CHEYENNE – Wyoming has the dubious distinction of being one of the most expensive places in the country to get health insurance.
A bill sponsored by the Wyoming Legislature’s Labor, Health and Social Services Interim Committee could help bring rates down by subsidizing insurance companies’ coverage of high-cost patients.
The bill would create a reinsurance program that would help pay a portion of high-cost patient care by placing a 1 percent tax on health insurers’ plans. Wyoming would then use those funds to help pay a substantial portion of care for patients who rack up tens of thousands of dollars in costs for insurance companies.
Several factors are driving costs up in Wyoming, especially the health of the state. A study commissioned by Wyoming found 3.5 percent of those insured in the state have average costs of $50,000 or higher. The national average for states is 1.5 percent of the population.
Add to that a higher-than-average existence of major health problems in Wyoming residents and a rural state that doesn’t have enough providers, and premiums end up rising much faster than the national rate.
By putting a cap on how much insurance companies would have to pay for high-risk patients, it would bring overall costs down, which, in turn, brings down insurance premiums.
“It essentially takes risk away from the insurance company by covering a portion of high-risk claims,” said Julie Pepper, a senior actuary with Wakely Consulting Group, which was contracted by the state.
In the early years of the Affordable Care Act, the federal government used a reinsurance program to help subsidize the cost of high-risk patients on the federal exchange who tallied a substantial amount of care.
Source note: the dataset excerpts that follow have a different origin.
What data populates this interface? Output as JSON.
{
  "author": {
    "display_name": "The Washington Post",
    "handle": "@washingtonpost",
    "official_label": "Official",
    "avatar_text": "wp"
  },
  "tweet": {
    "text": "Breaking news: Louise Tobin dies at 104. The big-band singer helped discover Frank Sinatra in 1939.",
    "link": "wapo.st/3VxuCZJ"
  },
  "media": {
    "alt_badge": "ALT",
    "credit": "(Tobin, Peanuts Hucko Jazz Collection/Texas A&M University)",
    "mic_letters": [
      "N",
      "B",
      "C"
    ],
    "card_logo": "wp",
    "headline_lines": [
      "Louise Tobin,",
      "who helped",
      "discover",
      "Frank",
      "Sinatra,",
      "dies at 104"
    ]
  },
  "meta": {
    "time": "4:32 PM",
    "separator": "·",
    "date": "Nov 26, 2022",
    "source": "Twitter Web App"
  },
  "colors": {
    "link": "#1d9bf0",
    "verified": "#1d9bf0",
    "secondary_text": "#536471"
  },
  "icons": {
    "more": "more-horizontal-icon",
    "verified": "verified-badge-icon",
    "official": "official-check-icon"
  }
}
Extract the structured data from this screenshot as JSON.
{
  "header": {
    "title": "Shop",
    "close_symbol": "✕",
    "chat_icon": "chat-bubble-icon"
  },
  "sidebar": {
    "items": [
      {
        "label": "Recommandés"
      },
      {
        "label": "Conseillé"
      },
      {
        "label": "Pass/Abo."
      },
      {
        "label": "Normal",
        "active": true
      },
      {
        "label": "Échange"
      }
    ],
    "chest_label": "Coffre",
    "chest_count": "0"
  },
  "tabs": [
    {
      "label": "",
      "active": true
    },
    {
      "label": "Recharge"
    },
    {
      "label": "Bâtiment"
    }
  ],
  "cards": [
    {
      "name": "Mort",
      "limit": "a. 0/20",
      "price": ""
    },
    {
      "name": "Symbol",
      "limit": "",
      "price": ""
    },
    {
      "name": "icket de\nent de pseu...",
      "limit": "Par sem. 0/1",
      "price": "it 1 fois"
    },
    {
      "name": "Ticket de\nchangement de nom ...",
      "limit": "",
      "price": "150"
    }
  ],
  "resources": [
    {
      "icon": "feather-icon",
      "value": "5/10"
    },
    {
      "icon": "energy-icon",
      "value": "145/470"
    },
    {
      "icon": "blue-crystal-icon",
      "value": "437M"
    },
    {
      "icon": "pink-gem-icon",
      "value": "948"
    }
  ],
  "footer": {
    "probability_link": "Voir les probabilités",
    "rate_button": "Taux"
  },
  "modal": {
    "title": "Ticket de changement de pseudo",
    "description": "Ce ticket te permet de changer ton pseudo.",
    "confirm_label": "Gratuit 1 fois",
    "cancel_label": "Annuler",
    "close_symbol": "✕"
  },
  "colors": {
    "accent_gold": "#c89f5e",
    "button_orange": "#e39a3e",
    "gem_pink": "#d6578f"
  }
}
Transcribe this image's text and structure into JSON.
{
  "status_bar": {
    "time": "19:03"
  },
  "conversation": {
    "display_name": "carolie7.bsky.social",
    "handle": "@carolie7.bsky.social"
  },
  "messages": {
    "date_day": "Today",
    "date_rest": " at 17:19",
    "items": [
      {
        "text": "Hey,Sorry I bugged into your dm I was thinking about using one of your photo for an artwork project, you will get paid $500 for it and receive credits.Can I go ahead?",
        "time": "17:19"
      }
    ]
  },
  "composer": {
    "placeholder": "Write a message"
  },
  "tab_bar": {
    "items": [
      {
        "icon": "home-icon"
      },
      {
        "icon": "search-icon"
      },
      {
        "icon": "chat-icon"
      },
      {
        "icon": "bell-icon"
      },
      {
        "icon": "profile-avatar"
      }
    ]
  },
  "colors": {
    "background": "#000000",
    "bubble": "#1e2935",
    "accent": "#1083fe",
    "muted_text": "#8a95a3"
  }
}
In 2014, for example, the federal government covered medical costs that exceeded $45,000, paying up to $250,000 back to insurance companies for each patient. It’s estimated the program in 2014 brought premiums down by around 14 percent.
While the ACA has phased out federal reinsurance programs, states can now apply for waivers to create their own programs. Money saved by the federal government in subsidies for premiums due to the program would be returned to the state.
Pepper, who has worked with several other states that have applied for reinsurance waivers, said Wyoming’s insurance landscape was ideal for taking advantage of the waiver program. The two key factors in the program being an advantage for a state were having a high percentage of members who are getting premium subsidies and higher health insurance premiums that required higher rates of subsidies.
“In Wyoming, if the average premiums are over $900, but the average member who’s getting subsidies is only paying $60, that’s a pretty large premium subsidy on a monthly basis,” Pepper said during the committee meeting Monday. “Those two things are working in Wyoming’s favor for having a high amount of dollars the federal government will save and could potentially be sent back to the state.”
The study of the state’s insurance market estimated a Wyoming reinsurance program could bring premiums down 17 percent from where they could be in 2020 without a reinsurance program.
The committee on Monday chose between two models for how to go about applying for a reinsurance waiver. The eventual plan approved was one created by the Wyoming Department of Insurance that included a 1 percent tax. That plan was similar to one created by Sen. Charles Scott, R-Casper, who used state dollars instead of a tax on health plans to fund the program.
Blue Cross Blue Shield of Wyoming, one of the biggest health insurance providers in the state, sent a representative to Monday’s meeting to voice support for the proposed reinsurance plan.
One thing Scott wondered was why Wyoming didn’t just go out on its own and use the tax on health-care plans to lower the costs in the market and not deal with the federal government.
“The feds are going to pass through to the state the savings they get out of the reinsurance program. So you’re lowering the federal subsidy by the amount of savings the feds get,” Scott said. “Why could we not do the exact same thing without fooling with the feds?”
State Insurance Commissioner Tom Glause said he asked the same question when analyzing the program. The answer was it’s easier to use the current system to administer the program than to have the state build its own program.
“There is merit to what you’re saying. There are higher administration costs,” Glause said. “It’s easier to administer the program through the exchange than it is to have a standalone program.”